19 février 2015

Quand sera la fin du carnaval dans la Petrobras ?

La première plate-forme pétrolière 100% brésilienne, la P-51 produira environ 180,000 barils de pétrole et six millions de mètres cube de gaz par jour en plein régime.
La première plateforme pétrolière 100% brésilienne, la P-51 à Angra dos Reis : 180 000 barils de pétrole et 6 millions de m3 de gaz par jour en plein régime. (Crédit photo: ABr/Wikimedia Commons).

Au Brésil, c’est normal d’entendre dans les médias et la population l’affirmation suivante : «l’année courante commence juste après le carnaval». Même si notre carnaval vient de prendre fin, tous les Brésiliens attendent avec impatience la fin d’un carnaval qui aurait commencé dans les années 90 : celui de la corruption au sein de l’entreprise Petrobras. Un scandale qui laisse les Brésiliens honteux. Ils ont tous honte de leurs hommes politiques.

Depuis quelques jours, les journaux s’agitent autour du fort scandale de corruption de la plus grande entreprise brésilienne (Petrobras). Cette affaire est montée à la surface sous la présidence de Dilma Roussef, du Parti des travailleurs (PT), mais la gigantesque carte de la corruption dans l’organisation pétrolière aurait commencé depuis le gouvernement de l’ancien président M. Fernando Henrique Cardoso, du Parti social-démocrate brésilien (PSDB), dans les années 90.

La <bombe> qui s’appelle corruption dans la Petrobras à commencé a être exploitée peu de temps avant le second tour de la présidentielle brésilienne 2014. Toutefois,le bruit autour de cette affaire n’aurait quand même pas interrompu la victoire de la présidente Dilma Rousseff en octobre 2014.

Un commencement tragique pour le gouvernement Dilma Rousseff en 2015

Le début de son deuxième mandat ne pourrait pas avoir été pire pour la présidente du Brésil Dilma Roussef. En premier lieu, elle a vu la défaite du leur candidat Arlindo Chinaglia (PT) à président de la Chambre des députés, qui a été battu pour son adversaire politique Eduardo Cunha (PMDB). En deuxième lieu, la présidente Dilma Roussef a vu étonnamment baisser sa popularité avec les Brésiiiens. Vraisemblablement après l’adoption de mesures impopulaires sur le plan économique. En troisième lieu, Dilma avait avec retard demandé la démission de la présidente Graça Foster (Petrobras), pourquoi ?

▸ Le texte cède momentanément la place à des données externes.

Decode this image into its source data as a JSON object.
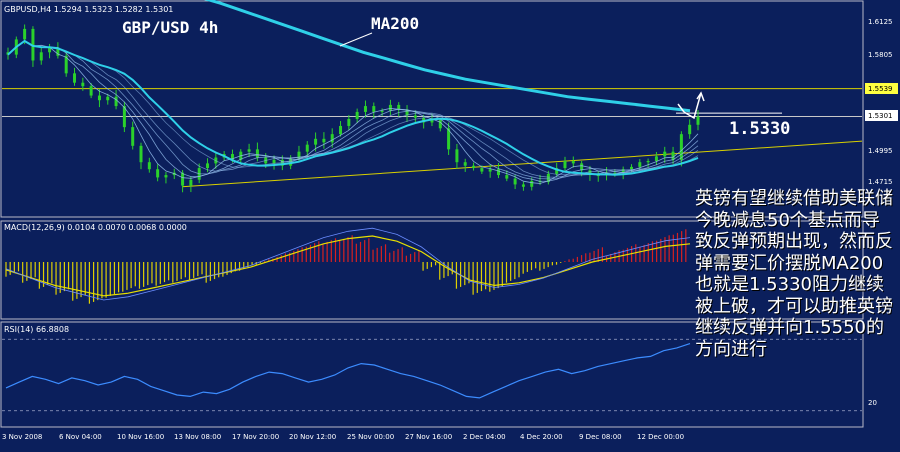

Graça Fostaer, l'ancienne présidente de l'entreprise PETROBRAS, démissionné après les scandales de corruption dans l'entreprise. (Crédit photo: Roosewelt Pinheiro/ABr).
Graça Fostaer, l’ancienne présidente de l’entreprise Petrobras démissionnée après les scandales de corruption . (Crédit photo: Roosewelt Pinheiro/ABr).

Quoi de neuf?

Selon reportage paru le 14 février dans le journal Folha de São Paulo, l’actuel ministre de la Justice José Eduardo Cardoso aurait eu un rendez-vous avec des avocats de défense , des avocats de personnes soupçonnées de corruption dans l’opération Lava-Jato. Parmi eux, l’avocat Sérgio Renault, de l’entreprise UTC, qui appartient à Ricardo Pessoa. Celui-ci est arrêté depuis novembre 2014. Il est ami de l’ancien président Luiz Inacio (Lula) et aurait déjà dit qu’il y a eu utilisation d’argent de façon irrégulière durant la présidentielle 2014, en faveur de la candidate Dilma Roussef.

Enfin, nous attendons que les torts dans le scandale de la Petrobras soient identifiés (indépendamment d’une quelconque filiation politique)  et nous attendons que le Brésil puisse reprendre le chemin du développement sans corruption et plus d’attention avec ses habitants. Une chose est vraie : les Brésiliens constatent  qu’aujourd’hui il y a de la corruption n’importe dans quel parti politique. Quant à Petrobras, les Brésiliens devront lutter pour la maintenir 100 % brésilienne.

 

Fabio Santana, Mondoblogueur RFI à Natal, nord-est du Brésil.